Chinese banks will replace magnetic stripe cards with smart cards by 2015, according to an official from China UnionPay.

UnionPay also is planning to modify the point-of-sale terminals at all of its 2.3 million merchants across China by the end of 2011 to accept the cards, Xu Luode, UnionPay president, said at an economic forum in Beijing earlier this month.

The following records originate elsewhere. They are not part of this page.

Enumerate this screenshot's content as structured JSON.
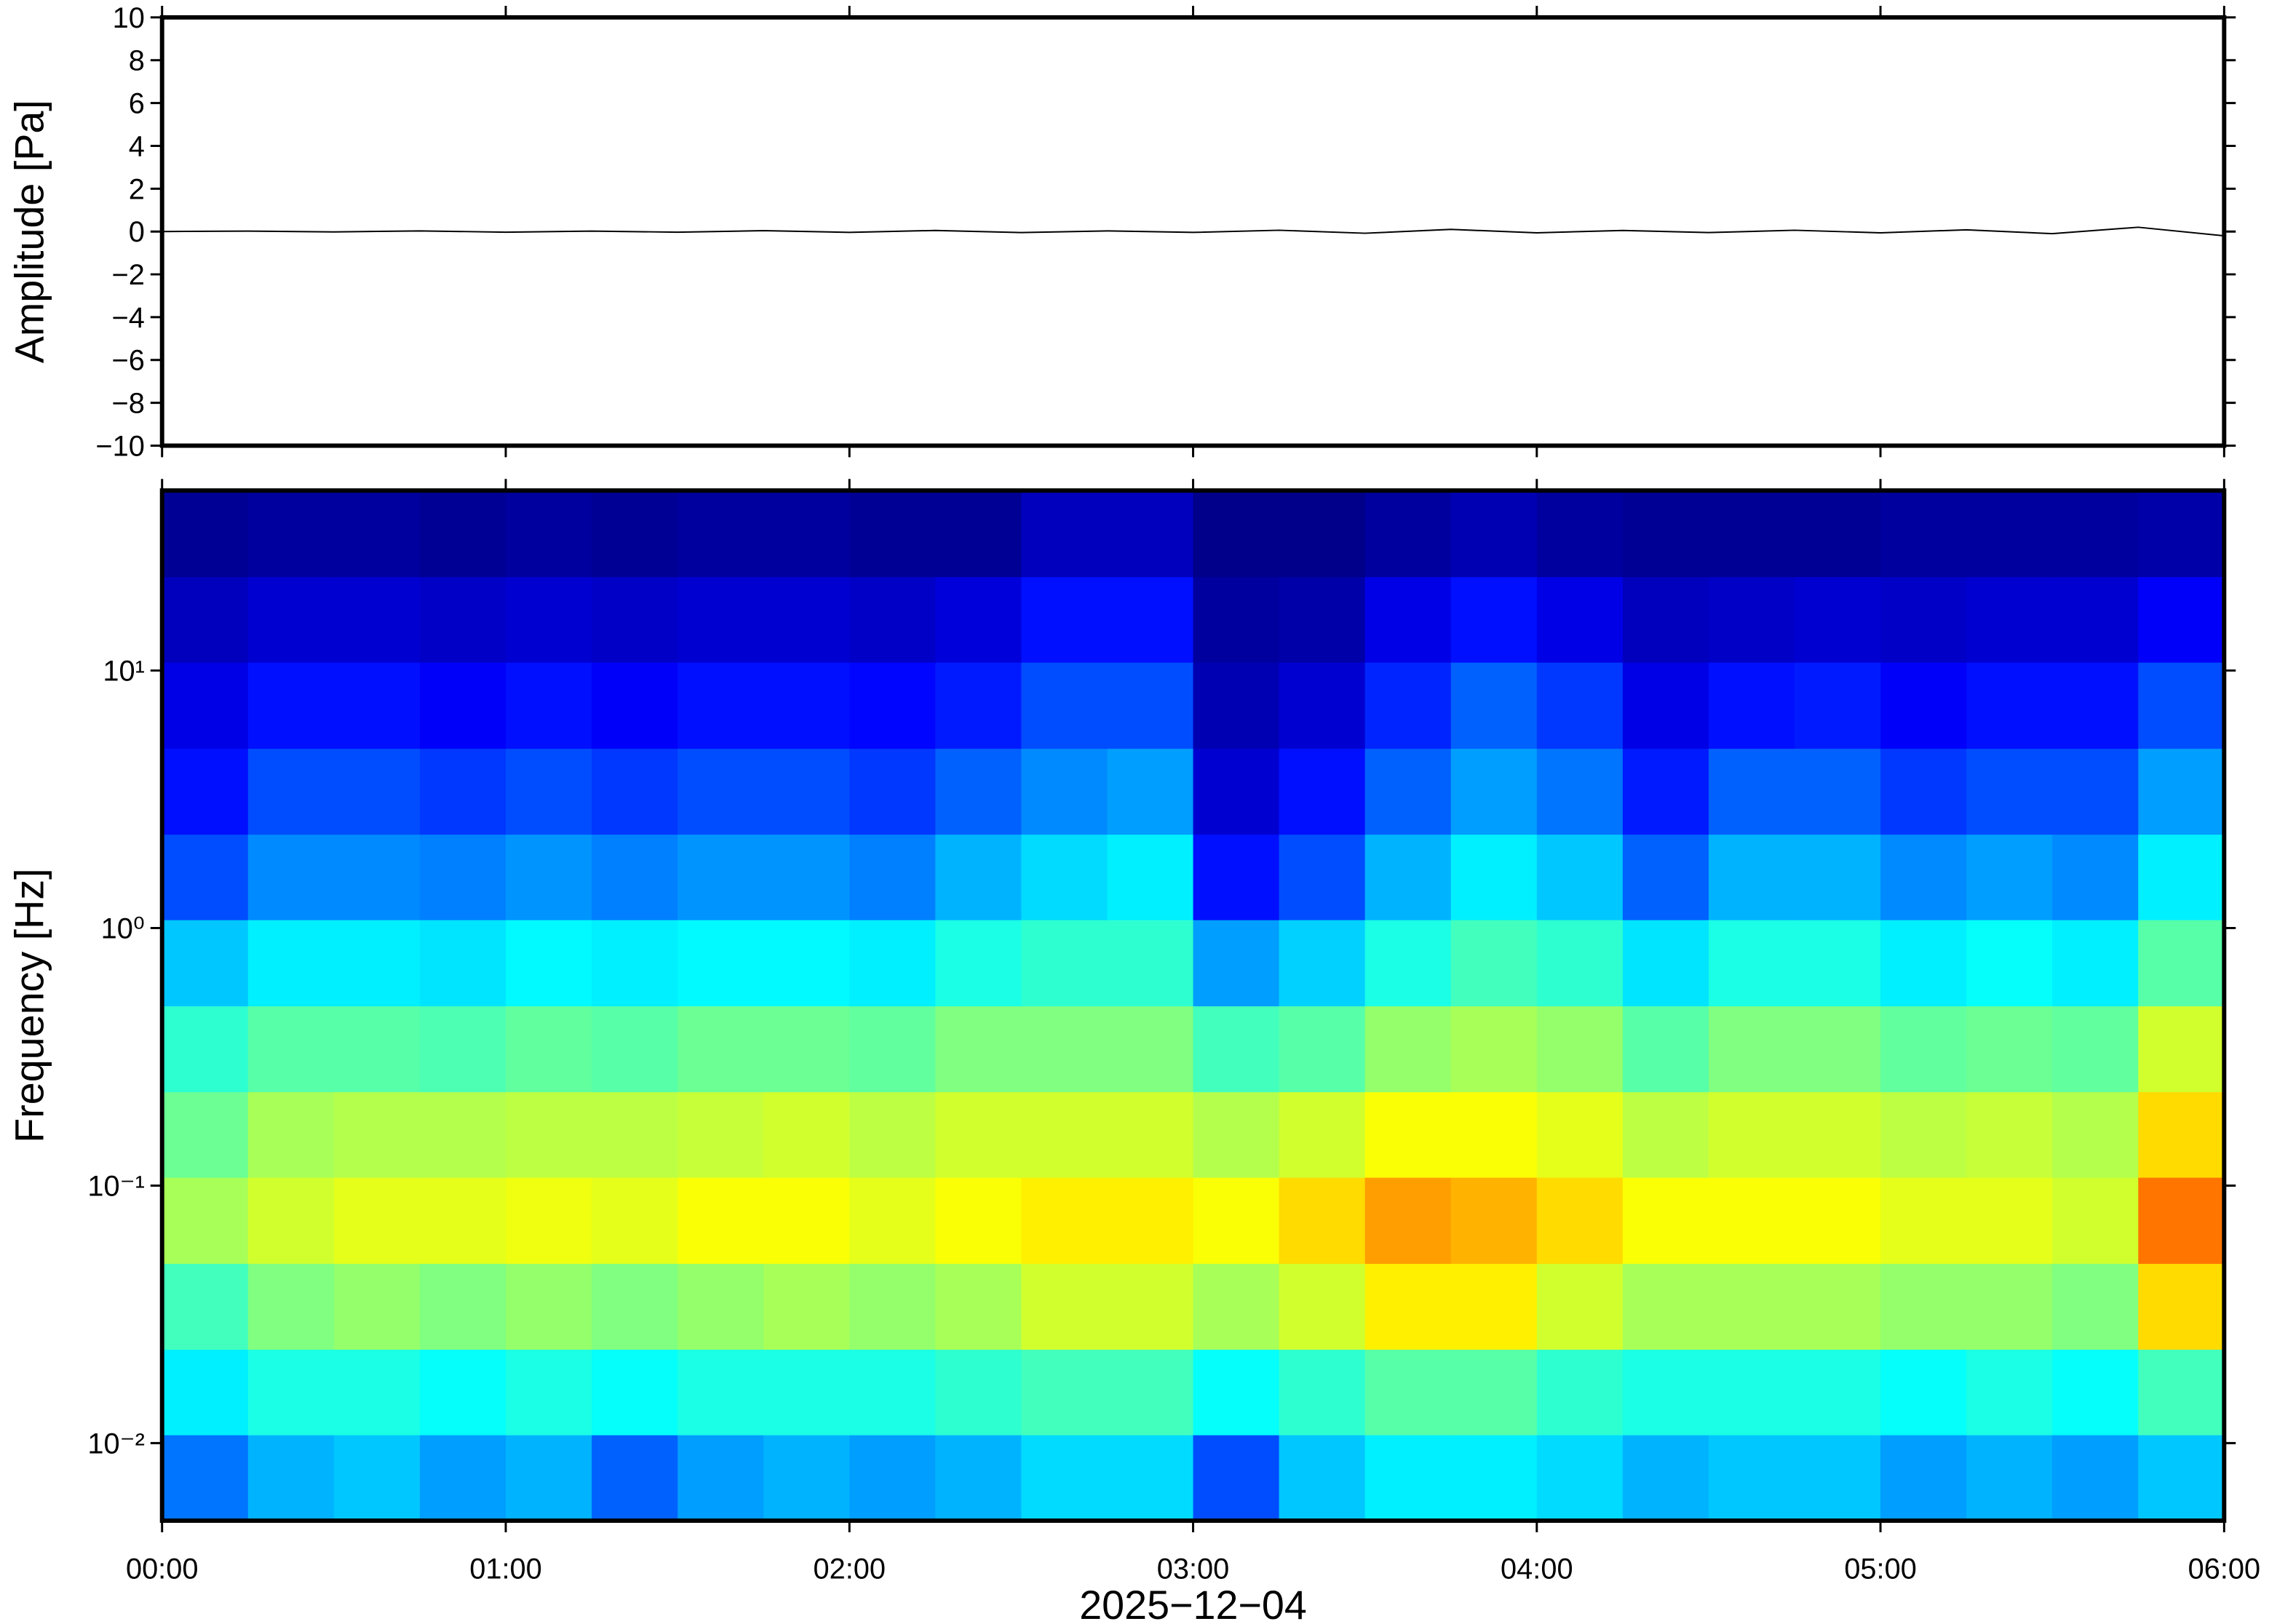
{
  "chart_data": [
    {
      "type": "line",
      "ylabel": "Amplitude [Pa]",
      "xlim": [
        0,
        360
      ],
      "xticks": [
        0,
        60,
        120,
        180,
        240,
        300,
        360
      ],
      "ylim": [
        -10,
        10
      ],
      "yticks": [
        {
          "value": -10,
          "label": "−10"
        },
        {
          "value": -8,
          "label": "−8"
        },
        {
          "value": -6,
          "label": "−6"
        },
        {
          "value": -4,
          "label": "−4"
        },
        {
          "value": -2,
          "label": "−2"
        },
        0,
        2,
        4,
        6,
        8,
        10
      ],
      "series": [
        {
          "color": "#000000",
          "x": [
            0,
            15,
            30,
            45,
            60,
            75,
            90,
            105,
            120,
            135,
            150,
            165,
            180,
            195,
            210,
            225,
            240,
            255,
            270,
            285,
            300,
            315,
            330,
            345,
            360
          ],
          "values": [
            0,
            0.02,
            -0.02,
            0.03,
            -0.03,
            0.02,
            -0.03,
            0.04,
            -0.04,
            0.05,
            -0.05,
            0.03,
            -0.04,
            0.06,
            -0.08,
            0.1,
            -0.06,
            0.05,
            -0.05,
            0.06,
            -0.06,
            0.08,
            -0.1,
            0.2,
            -0.2
          ]
        }
      ]
    },
    {
      "type": "heatmap",
      "ylabel": "Frequency [Hz]",
      "xlabel": "2025−12−04",
      "xlim": [
        0,
        360
      ],
      "xticks": [
        {
          "value": 0,
          "label": "00:00"
        },
        {
          "value": 60,
          "label": "01:00"
        },
        {
          "value": 120,
          "label": "02:00"
        },
        {
          "value": 180,
          "label": "03:00"
        },
        {
          "value": 240,
          "label": "04:00"
        },
        {
          "value": 300,
          "label": "05:00"
        },
        {
          "value": 360,
          "label": "06:00"
        }
      ],
      "ylim": [
        0.005,
        50
      ],
      "log_y": true,
      "yticks": [
        {
          "value": 0.01,
          "label": "10⁻²"
        },
        {
          "value": 0.1,
          "label": "10⁻¹"
        },
        {
          "value": 1,
          "label": "10⁰"
        },
        {
          "value": 10,
          "label": "10¹"
        }
      ],
      "colormap": "jet",
      "zlim": [
        0,
        100
      ],
      "xbins": [
        0,
        15,
        30,
        45,
        60,
        75,
        90,
        105,
        120,
        135,
        150,
        165,
        180,
        195,
        210,
        225,
        240,
        255,
        270,
        285,
        300,
        315,
        330,
        345,
        360
      ],
      "ybins": [
        0.005,
        0.0108,
        0.0232,
        0.05,
        0.108,
        0.232,
        0.5,
        1.08,
        2.32,
        5,
        10.8,
        23.2,
        50
      ],
      "z": [
        [
          24,
          30,
          32,
          28,
          30,
          22,
          28,
          30,
          28,
          30,
          34,
          34,
          20,
          32,
          36,
          36,
          34,
          30,
          32,
          32,
          28,
          30,
          28,
          32
        ],
        [
          36,
          40,
          40,
          38,
          40,
          38,
          40,
          40,
          40,
          42,
          44,
          44,
          38,
          42,
          46,
          46,
          42,
          40,
          40,
          40,
          38,
          40,
          38,
          44
        ],
        [
          44,
          50,
          52,
          50,
          52,
          50,
          52,
          54,
          52,
          54,
          58,
          58,
          54,
          58,
          64,
          64,
          58,
          54,
          54,
          54,
          52,
          52,
          50,
          66
        ],
        [
          54,
          58,
          60,
          60,
          61,
          60,
          62,
          62,
          60,
          62,
          64,
          64,
          62,
          66,
          72,
          70,
          66,
          62,
          62,
          62,
          60,
          60,
          58,
          76
        ],
        [
          48,
          54,
          55,
          55,
          56,
          56,
          57,
          58,
          56,
          58,
          58,
          58,
          55,
          58,
          62,
          62,
          60,
          56,
          58,
          58,
          56,
          57,
          55,
          66
        ],
        [
          42,
          46,
          46,
          45,
          47,
          46,
          48,
          48,
          47,
          50,
          50,
          50,
          44,
          46,
          52,
          54,
          52,
          46,
          50,
          50,
          47,
          48,
          47,
          58
        ],
        [
          32,
          36,
          36,
          35,
          37,
          36,
          37,
          37,
          36,
          40,
          42,
          42,
          28,
          33,
          40,
          44,
          42,
          35,
          40,
          40,
          36,
          38,
          36,
          46
        ],
        [
          20,
          26,
          26,
          25,
          27,
          25,
          27,
          27,
          25,
          30,
          34,
          36,
          14,
          20,
          30,
          36,
          32,
          22,
          30,
          30,
          26,
          28,
          26,
          36
        ],
        [
          14,
          20,
          20,
          18,
          20,
          18,
          20,
          20,
          18,
          22,
          26,
          28,
          8,
          14,
          22,
          28,
          24,
          15,
          22,
          22,
          18,
          20,
          20,
          28
        ],
        [
          10,
          14,
          14,
          12,
          14,
          12,
          14,
          14,
          13,
          15,
          20,
          20,
          5,
          8,
          16,
          22,
          18,
          10,
          14,
          15,
          12,
          14,
          14,
          20
        ],
        [
          6,
          8,
          8,
          7,
          8,
          7,
          8,
          8,
          7,
          9,
          14,
          14,
          3,
          4,
          10,
          14,
          10,
          6,
          7,
          8,
          7,
          8,
          8,
          12
        ],
        [
          2,
          3,
          3,
          2,
          3,
          2,
          3,
          3,
          2,
          2,
          6,
          6,
          1,
          1,
          3,
          5,
          3,
          2,
          2,
          2,
          3,
          3,
          3,
          4
        ]
      ]
    }
  ]
}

Major banks in China already have begun issuing smart cards. The country’s biggest lender, Industrial and Commercial Bank Ltd., for example, says it had issued more than 5.5 million chip cards, including debit cards and credit cards, as of the end of May. Moreover, 90% of its ATMs in China accept the cards.

Xu did not specify which standard the chips will be adapted for, but the chip credit cards ICBC has issued comply to the globally accepted EMV standard.

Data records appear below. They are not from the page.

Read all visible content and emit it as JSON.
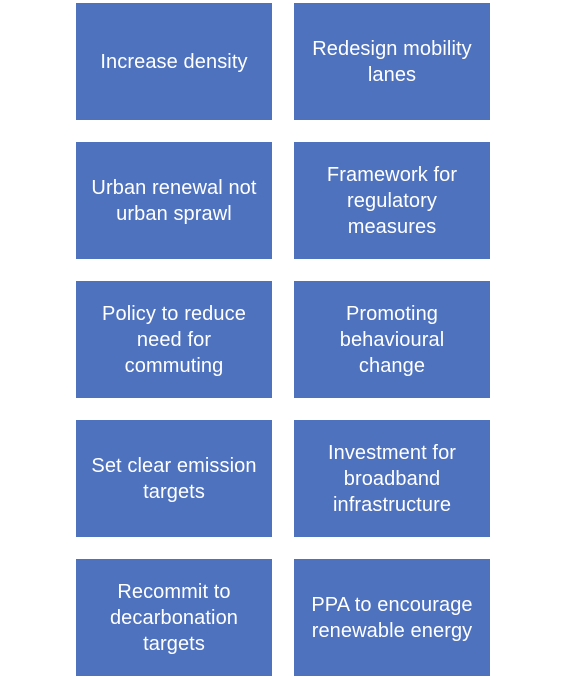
{
  "box_color": "#4f72bf",
  "text_color": "#ffffff",
  "boxes": [
    {
      "label": "Increase density"
    },
    {
      "label": "Redesign mobility lanes"
    },
    {
      "label": "Urban renewal not urban sprawl"
    },
    {
      "label": "Framework for regulatory measures"
    },
    {
      "label": "Policy to reduce need for commuting"
    },
    {
      "label": "Promoting behavioural change"
    },
    {
      "label": "Set clear emission targets"
    },
    {
      "label": "Investment for broadband infrastructure"
    },
    {
      "label": "Recommit to decarbonation targets"
    },
    {
      "label": "PPA to encourage renewable energy"
    }
  ]
}
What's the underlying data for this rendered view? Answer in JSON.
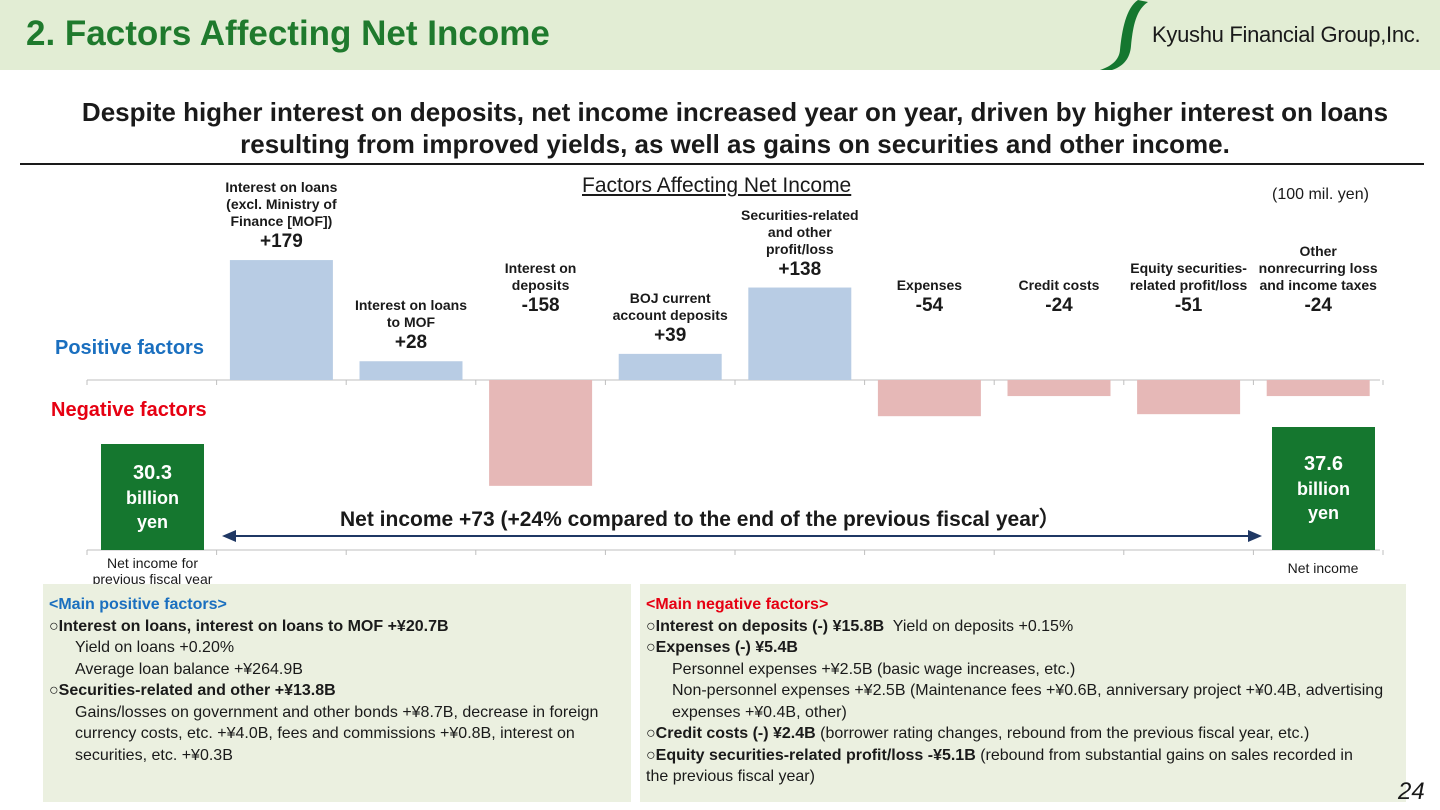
{
  "header": {
    "title": "2. Factors Affecting Net Income",
    "logo_text": "Kyushu Financial Group,Inc."
  },
  "headline": "Despite higher interest on deposits, net income increased year on year, driven by higher interest on loans resulting from improved yields, as well as gains on securities and other income.",
  "chart_data": {
    "type": "bar",
    "title": "Factors Affecting Net Income",
    "unit": "(100 mil. yen)",
    "positive_label": "Positive factors",
    "negative_label": "Negative factors",
    "start": {
      "label": "Net income for previous fiscal year",
      "box_value": "30.3",
      "box_unit": "billion yen"
    },
    "end": {
      "label": "Net income",
      "box_value": "37.6",
      "box_unit": "billion yen"
    },
    "categories": [
      "Interest on loans (excl. Ministry of Finance [MOF])",
      "Interest on loans to MOF",
      "Interest on deposits",
      "BOJ current account deposits",
      "Securities-related and other profit/loss",
      "Expenses",
      "Credit costs",
      "Equity securities-related profit/loss",
      "Other nonrecurring loss and income taxes"
    ],
    "values": [
      179,
      28,
      -158,
      39,
      138,
      -54,
      -24,
      -51,
      -24
    ],
    "value_labels": [
      "+179",
      "+28",
      "-158",
      "+39",
      "+138",
      "-54",
      "-24",
      "-51",
      "-24"
    ],
    "net_change": "Net income  +73 (+24% compared to the end of the previous fiscal year）",
    "colors": {
      "positive": "#b8cce4",
      "negative": "#e6b8b7",
      "endpoint": "#15772f"
    }
  },
  "panels": {
    "positive": {
      "heading": "<Main positive factors>",
      "l1": "○Interest on loans, interest on loans to MOF +¥20.7B",
      "l2": "Yield on loans +0.20%",
      "l3": "Average loan balance +¥264.9B",
      "l4": "○Securities-related and other +¥13.8B",
      "l5": "Gains/losses on government and other bonds +¥8.7B, decrease in foreign currency costs, etc. +¥4.0B, fees and commissions +¥0.8B, interest on securities, etc. +¥0.3B"
    },
    "negative": {
      "heading": "<Main negative factors>",
      "l1_bold": "○Interest on deposits (-) ¥15.8B",
      "l1_rest": "  Yield on deposits +0.15%",
      "l2_bold": "○Expenses (-) ¥5.4B",
      "l3": "Personnel expenses +¥2.5B (basic wage increases, etc.)",
      "l4": "Non-personnel expenses +¥2.5B (Maintenance fees +¥0.6B, anniversary project +¥0.4B, advertising expenses +¥0.4B, other)",
      "l5_bold": "○Credit costs (-) ¥2.4B",
      "l5_rest": " (borrower rating changes, rebound from the previous fiscal year, etc.)",
      "l6_bold": "○Equity securities-related profit/loss -¥5.1B",
      "l6_rest": " (rebound from substantial gains on sales recorded in the previous fiscal year)"
    }
  },
  "page_number": "24"
}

But more still needs to be done to complete the migration, notes Wang Huan, an analyst at Beijing-based research firm CCID Consulting.

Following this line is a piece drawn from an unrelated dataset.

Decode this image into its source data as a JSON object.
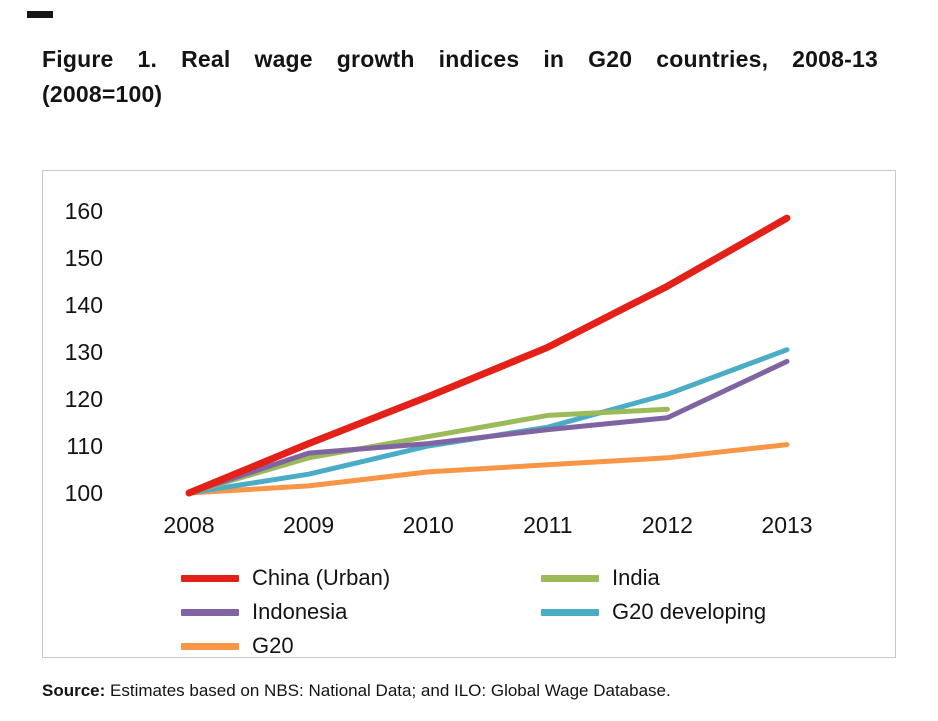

“There will be some transition stage when banks could issue cards combined with magnetic stripes and [integrated circuit] chips, just like those issued in Shenzhen,” she tells PaymentsSource. Both ICBC and the Bank of Communications Ltd. are issuing dual-function cards in Shenzhen, but most Chinese banks still issue magnetic stripe cards as default.

“We offer [integrated circuit] cards only after required by the card applicants,” a customer service representative of ICBC’s Shanghai operation says.